April 26, 2012
Parshat Tazria-Metzora: Human development in two worlds
Due to their not (yet) having been translated by the Jewish publishing houses, much of the midrashic library is a treasure-trove of untouched gemstone mines. It is particularly fertile ground for rabbis to utilize in homiletical discourses, because not all midrash is meant to be understood literally. Frankly, much of midrash can not be understood literally – an essential point to bear in mind before exploring any midrashic passage.
It is fascinating to read through certain midrashim – and without the crutch of a translation, because it leaves the midrash open to interpretation, as well as the derivation of either important lessons, important messages, or both.
Parshat Tazria opens with the laws and practices surrounding giving birth and the aftermath of a boy’s or a girl's arrival, vis-à-vis the baby's mother's responsibilities. The Yalkut Shimoni on Tazria 547 recounts a debate between Beit Shammai and Beit Hillel in which they differ over how the fetus develops versus how a parallel development takes place in the World to Come.
Beit Shammai says "In this world, the flesh and skin develops first, followed by the sinews and bones.

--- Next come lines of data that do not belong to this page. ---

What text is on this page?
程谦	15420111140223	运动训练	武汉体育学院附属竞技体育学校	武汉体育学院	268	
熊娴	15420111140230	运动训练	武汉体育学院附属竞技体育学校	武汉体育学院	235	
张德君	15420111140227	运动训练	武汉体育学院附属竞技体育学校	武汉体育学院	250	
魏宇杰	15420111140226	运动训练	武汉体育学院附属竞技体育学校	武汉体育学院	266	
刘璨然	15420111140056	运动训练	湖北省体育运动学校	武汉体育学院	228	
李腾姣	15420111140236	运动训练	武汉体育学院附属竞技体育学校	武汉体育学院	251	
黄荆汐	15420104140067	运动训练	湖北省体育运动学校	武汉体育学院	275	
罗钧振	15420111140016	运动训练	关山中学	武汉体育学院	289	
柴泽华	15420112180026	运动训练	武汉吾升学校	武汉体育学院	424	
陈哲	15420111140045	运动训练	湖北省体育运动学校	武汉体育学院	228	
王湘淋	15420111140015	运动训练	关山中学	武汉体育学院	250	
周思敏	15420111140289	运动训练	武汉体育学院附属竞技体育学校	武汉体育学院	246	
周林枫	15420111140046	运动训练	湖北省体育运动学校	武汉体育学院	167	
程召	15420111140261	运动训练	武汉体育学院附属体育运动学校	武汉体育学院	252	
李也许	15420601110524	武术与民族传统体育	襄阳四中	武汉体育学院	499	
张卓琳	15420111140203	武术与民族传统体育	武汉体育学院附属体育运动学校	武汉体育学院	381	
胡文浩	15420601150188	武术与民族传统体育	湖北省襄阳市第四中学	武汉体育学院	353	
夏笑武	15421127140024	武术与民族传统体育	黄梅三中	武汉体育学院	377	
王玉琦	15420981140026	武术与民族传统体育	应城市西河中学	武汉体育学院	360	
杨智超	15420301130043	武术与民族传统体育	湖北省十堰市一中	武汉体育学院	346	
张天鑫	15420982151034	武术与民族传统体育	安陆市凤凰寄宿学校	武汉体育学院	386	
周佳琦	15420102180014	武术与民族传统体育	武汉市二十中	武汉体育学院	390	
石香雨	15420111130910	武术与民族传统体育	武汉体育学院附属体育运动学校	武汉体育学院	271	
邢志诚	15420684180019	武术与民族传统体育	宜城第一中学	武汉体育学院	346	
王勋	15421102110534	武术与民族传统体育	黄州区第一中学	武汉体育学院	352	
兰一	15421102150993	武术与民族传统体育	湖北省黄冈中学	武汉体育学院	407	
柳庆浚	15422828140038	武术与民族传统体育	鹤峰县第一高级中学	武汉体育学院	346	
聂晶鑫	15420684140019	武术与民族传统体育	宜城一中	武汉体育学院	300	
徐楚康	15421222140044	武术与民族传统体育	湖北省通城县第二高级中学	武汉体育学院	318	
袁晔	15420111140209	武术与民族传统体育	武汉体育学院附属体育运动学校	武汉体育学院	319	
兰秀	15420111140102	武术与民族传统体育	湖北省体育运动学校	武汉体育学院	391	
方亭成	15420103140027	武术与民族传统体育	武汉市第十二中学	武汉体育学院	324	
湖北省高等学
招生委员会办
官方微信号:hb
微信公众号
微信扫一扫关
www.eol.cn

In the World to Come, the sinews and bones develop first, and the completion is the development of skin and flesh." He proves this analysis from Yechezkel's depiction of the Dry Bones coming to life (37:8).
On the other hand, Beit Hillel thinks the two developments pan out in the same ways. "In this world the skin and flesh develops first, and [the body] is completed with the sinews and bones. In the future as well, development will begin with skin and flesh and will be completed with the sinews and bones." He proves his analysis from a comment made by Iyov in Iyov 10:9-11.
What are they talking about?
Unlike questions of a "halakhic" nature, I don't believe the conclusion to this difference of opinion is particularly important. But the debate does give us pause to consider how people develop – not only physically, but also spiritually.